New Zealand's first elected female Prime Minister and the first woman to run the United Nations Development Programme
Helen Clark didn't so much blaze a trail as light a fire that has burnt bright for more than 30 years and continues to inspire future generations of leaders.
Once voted the Greatest Living New Zealander, Clark has achieved more on the political world stage than any other Kiwi and has regularly featured in Forbes' list of the most powerful women in the world.
Born in the Waikato, the eldest of four daughters, Clark was destined for a leadership role. As a child, she showed early signs of her steely determination when she refused to play the organ or attend church, resisting her parents' expectations of her.

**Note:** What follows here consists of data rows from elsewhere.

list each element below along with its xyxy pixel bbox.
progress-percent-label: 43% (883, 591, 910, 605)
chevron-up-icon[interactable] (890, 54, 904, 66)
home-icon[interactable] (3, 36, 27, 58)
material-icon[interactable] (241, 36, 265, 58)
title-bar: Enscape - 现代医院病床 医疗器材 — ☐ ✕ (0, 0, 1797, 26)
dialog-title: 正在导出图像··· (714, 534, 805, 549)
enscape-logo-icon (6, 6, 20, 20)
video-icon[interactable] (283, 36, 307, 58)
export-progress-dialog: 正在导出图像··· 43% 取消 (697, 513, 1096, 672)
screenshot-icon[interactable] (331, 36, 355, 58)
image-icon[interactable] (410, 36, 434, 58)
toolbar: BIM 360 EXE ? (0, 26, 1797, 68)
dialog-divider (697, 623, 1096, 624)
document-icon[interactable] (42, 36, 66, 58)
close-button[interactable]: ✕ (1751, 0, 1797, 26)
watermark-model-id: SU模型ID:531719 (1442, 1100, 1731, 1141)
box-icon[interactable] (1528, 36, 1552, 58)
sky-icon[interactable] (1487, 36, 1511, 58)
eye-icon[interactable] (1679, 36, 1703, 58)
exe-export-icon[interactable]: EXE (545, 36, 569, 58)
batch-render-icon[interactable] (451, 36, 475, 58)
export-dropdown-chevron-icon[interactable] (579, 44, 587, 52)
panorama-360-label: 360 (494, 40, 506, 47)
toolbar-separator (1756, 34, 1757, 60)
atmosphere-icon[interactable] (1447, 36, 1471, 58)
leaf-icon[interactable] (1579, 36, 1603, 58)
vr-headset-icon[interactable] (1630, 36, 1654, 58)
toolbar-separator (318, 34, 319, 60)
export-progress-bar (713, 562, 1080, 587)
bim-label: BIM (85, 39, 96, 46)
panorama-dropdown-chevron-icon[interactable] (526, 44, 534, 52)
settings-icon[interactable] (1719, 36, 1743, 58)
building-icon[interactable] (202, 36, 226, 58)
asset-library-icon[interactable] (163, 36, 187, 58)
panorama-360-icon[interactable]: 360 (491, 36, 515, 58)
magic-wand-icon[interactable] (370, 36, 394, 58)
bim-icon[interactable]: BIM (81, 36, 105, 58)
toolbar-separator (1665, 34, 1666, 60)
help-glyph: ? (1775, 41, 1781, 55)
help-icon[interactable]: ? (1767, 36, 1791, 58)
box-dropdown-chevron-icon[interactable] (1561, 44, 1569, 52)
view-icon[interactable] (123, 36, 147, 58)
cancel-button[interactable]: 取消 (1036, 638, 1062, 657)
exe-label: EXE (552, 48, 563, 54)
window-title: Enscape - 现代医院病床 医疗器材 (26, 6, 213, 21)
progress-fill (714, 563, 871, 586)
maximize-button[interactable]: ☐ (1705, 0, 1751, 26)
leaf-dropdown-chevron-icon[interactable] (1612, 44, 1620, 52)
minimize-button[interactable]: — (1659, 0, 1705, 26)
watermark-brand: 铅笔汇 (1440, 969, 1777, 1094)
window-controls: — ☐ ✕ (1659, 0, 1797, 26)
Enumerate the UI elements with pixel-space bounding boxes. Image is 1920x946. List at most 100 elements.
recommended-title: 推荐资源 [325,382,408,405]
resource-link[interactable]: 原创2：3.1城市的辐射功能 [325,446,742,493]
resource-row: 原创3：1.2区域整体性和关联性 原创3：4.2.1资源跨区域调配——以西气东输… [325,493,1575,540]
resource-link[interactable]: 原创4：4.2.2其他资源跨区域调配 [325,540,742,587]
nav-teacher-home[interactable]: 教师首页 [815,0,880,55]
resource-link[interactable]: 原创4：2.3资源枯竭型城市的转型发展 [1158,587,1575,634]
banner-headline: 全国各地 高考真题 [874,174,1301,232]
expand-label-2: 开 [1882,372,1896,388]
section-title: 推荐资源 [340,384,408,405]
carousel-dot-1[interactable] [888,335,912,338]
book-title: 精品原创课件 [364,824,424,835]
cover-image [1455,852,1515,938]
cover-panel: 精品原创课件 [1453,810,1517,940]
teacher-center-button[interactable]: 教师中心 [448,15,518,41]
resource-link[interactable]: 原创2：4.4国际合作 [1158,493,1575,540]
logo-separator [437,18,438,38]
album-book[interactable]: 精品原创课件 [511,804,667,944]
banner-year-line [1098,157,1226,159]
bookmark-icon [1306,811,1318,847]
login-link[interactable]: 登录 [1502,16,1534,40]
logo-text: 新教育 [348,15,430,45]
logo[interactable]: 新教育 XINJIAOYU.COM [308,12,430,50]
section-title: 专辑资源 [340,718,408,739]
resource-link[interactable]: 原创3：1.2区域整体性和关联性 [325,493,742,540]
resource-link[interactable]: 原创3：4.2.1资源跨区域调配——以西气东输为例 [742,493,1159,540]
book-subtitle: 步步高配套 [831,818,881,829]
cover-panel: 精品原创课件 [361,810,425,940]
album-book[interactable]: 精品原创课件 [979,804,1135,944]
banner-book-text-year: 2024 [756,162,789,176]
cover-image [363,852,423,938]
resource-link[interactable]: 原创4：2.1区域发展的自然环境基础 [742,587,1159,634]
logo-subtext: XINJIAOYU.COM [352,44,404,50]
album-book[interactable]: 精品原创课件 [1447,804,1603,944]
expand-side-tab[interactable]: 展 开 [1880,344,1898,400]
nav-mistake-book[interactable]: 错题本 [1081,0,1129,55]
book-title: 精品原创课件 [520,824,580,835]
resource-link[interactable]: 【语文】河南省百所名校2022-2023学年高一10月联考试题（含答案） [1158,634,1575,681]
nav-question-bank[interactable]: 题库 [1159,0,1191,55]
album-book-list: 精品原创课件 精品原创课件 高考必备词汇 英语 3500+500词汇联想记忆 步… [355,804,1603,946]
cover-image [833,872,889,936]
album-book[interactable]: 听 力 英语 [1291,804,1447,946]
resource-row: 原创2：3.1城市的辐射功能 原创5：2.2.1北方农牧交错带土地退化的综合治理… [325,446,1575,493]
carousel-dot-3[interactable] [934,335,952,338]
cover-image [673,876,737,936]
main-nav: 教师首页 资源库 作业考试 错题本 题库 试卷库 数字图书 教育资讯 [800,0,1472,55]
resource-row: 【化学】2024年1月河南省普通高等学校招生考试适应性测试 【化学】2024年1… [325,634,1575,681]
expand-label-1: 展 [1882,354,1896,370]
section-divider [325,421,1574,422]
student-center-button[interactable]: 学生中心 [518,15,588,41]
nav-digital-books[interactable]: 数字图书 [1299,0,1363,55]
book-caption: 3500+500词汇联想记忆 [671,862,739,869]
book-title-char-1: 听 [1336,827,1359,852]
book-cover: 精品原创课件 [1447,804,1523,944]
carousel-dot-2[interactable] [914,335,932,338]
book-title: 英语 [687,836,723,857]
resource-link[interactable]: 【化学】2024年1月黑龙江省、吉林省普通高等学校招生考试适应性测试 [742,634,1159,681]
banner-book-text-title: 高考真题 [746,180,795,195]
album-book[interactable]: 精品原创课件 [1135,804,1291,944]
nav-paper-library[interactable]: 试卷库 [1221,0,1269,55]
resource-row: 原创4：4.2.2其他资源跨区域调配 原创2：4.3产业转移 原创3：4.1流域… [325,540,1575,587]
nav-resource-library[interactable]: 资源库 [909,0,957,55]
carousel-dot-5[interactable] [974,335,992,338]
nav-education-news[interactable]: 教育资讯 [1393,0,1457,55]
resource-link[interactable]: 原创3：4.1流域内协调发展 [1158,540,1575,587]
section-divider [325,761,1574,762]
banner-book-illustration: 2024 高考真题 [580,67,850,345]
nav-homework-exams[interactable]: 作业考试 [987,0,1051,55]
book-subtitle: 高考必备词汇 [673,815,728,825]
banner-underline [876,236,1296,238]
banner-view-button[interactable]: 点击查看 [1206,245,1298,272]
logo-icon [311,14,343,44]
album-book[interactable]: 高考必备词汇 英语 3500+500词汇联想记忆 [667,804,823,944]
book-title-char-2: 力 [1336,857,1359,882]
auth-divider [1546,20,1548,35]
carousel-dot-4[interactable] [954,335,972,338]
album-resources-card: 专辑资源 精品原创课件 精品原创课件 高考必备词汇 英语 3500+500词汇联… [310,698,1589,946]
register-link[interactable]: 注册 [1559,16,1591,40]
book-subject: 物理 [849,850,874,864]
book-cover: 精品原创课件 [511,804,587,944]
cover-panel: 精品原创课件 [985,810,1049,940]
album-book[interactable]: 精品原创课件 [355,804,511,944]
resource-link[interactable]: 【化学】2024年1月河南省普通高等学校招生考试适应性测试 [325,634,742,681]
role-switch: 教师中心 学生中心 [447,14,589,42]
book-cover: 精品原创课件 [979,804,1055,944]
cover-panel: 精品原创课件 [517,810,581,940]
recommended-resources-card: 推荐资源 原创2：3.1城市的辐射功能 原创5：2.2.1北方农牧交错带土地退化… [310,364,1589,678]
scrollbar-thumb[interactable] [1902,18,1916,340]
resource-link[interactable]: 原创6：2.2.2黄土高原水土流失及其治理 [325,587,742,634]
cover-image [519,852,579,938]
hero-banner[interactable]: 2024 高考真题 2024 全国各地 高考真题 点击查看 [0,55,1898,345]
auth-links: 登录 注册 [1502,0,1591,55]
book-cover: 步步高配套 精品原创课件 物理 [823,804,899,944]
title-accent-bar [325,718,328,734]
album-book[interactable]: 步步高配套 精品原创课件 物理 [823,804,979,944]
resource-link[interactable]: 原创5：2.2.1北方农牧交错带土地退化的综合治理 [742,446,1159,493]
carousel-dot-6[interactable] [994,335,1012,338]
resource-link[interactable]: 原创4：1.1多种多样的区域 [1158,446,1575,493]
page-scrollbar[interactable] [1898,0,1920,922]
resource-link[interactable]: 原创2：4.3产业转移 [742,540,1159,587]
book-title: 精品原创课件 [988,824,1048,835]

As a teenager, Clark became interested in politics and activism, sparking fiery debates with her National-supporting father at the dinner table.
After studying at the University of Auckland, she spent several years working in local politics before winning the Mt Albert electorate in 1981 - a seat she would hold until 2009, when she stepped down from Parliament.
Upon taking her seat in April 1982, Clark quickly made herself known, delivering a powerful maiden speech condemning the United States and the Soviet Union for deploying nuclear cruise missiles in the Pacific.
In 1989, Prime Minister David Lange promoted Clark to Labour's front bench. Clark had only been in cabinet for 18 months and became the first woman ever to sit on a Labour Government's front bench. Just six months later, she became deputy prime minister when Lange stepped down and was replaced by Geoffrey Palmer.
After Labour lost the election in 1990, Clark spent three years as the deputy leader of the opposition before becoming leader in 1993. She spent the next six years battling both the opposition and her own party at times, before winning the 1999 election and becoming the first woman to be elected Prime Minister in New Zealand.
During her nine years as Prime Minister, Clark introduced several measures to support working-class families - lifting the minimum wage and lowering unemployment - and became known for her firm, stable leadership.
In 2008, a mood for change and a charismatic new National leader in the form of John Key saw Labour lose the election, with Clark announcing she would stand down as party leader.
But the end of one chapter simply marked the start of another and Clark didn't waste time ruing her defeat. Instead, she was off blazing a new trail, as she set her sights on the United Nations.
In 2009, Clark resigned from Parliament to take a role with the UN, becoming the first female Administrator of the UN Development Programme - a role which saw her manage a $7 billion budget and work to improve the lives of millions of people around the world.
In 2016, she was tipped as a favourite to become the next Secretary-General of the United Nations, which would have made her the first female ever to hold the position. Instead, Antonio Guterres won the vote and Clark announced she would step down from the United Nations.